| > cpu cycle overhead The original poster's point was CPU and network overhead. A local procedure/function call or message-send takes on the order of one or up to a few nanoseconds. Depending on how you organize things, an IPC is going to be in the microsecond or even millisecond range. That's a lot of orders of magnitude. It's also latency that you just aren't going to get back, no matter what extra resources you throw at it. [1][2] In the early naughties, a rewrite of very SOA/microservice-y BBC backend system I re-architected as a monolith became around 1000x faster. [3] In addition, in-process calls are essentially 100% reliable. Network calls, and various processes attached to them, not so much (see [1], again). The BBC system not just became a lot faster, it also became roughly 100 times more reliable, and that's probably low-balling it a bit. It essentially didn't fail for internal reasons after we learned about Java VM parameters. And it was less code, did more, and was easier to develop for. [1] https://en.wikipedia.org/wiki/Fallacies_of_distributed_compu... [2] http://citeseerx.ist.psu.edu/viewdoc/download?doi=10.1.1.115... [3] https://link.springer.com/chapter/10.1007%2F978-1-4614-9299-... |
Like any other design decision, there's a trade-off here. (see my other comments in this tree, about how many 9's in reliability/latency you're targeting).

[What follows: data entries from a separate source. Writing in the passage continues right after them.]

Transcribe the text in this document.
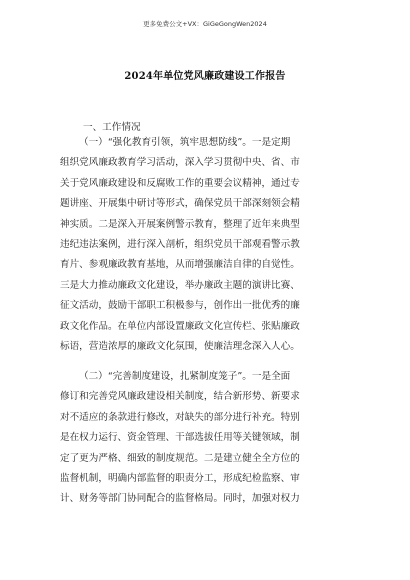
更多免费公文+VX：GiGeGongWen2024
2024年单位党风廉政建设工作报告
一、工作情况
（一）“强化教育引领，筑牢思想防线”。一是定期
组织党风廉政教育学习活动，深入学习贯彻中央、省、市
关于党风廉政建设和反腐败工作的重要会议精神，通过专
题讲座、开展集中研讨等形式，确保党员干部深刻领会精
神实质。二是深入开展案例警示教育，整理了近年来典型
违纪违法案例，进行深入剖析，组织党员干部观看警示教
育片、参观廉政教育基地，从而增强廉洁自律的自觉性。
三是大力推动廉政文化建设，举办廉政主题的演讲比赛、
征文活动，鼓励干部职工积极参与，创作出一批优秀的廉
政文化作品。在单位内部设置廉政文化宣传栏、张贴廉政
标语，营造浓厚的廉政文化氛围，使廉洁理念深入人心。
（二）“完善制度建设，扎紧制度笼子”。一是全面
修订和完善党风廉政建设相关制度，结合新形势、新要求
对不适应的条款进行修改，对缺失的部分进行补充。特别
是在权力运行、资金管理、干部选拔任用等关键领域，制
定了更为严格、细致的制度规范。二是建立健全全方位的
监督机制，明确内部监督的职责分工，形成纪检监察、审
计、财务等部门协同配合的监督格局。同时，加强对权力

If you're working in an environment where sub-5ms latency to the 4th or 5th 9 is critical, inter-machine communication is not for your application, period.
Reliability, as an orthogonal concern, is one that has improved incredibly since the early aughts. The "transport" and error-handling layer of open-source RPC frameworks has improved by orders of magnitude. I'd recommend taking a long look at the experiences of companies built on gRPC.
It's much easier to build a reliable SOA-esque system today than it was even 5 years ago. It's been an area of rapid progress.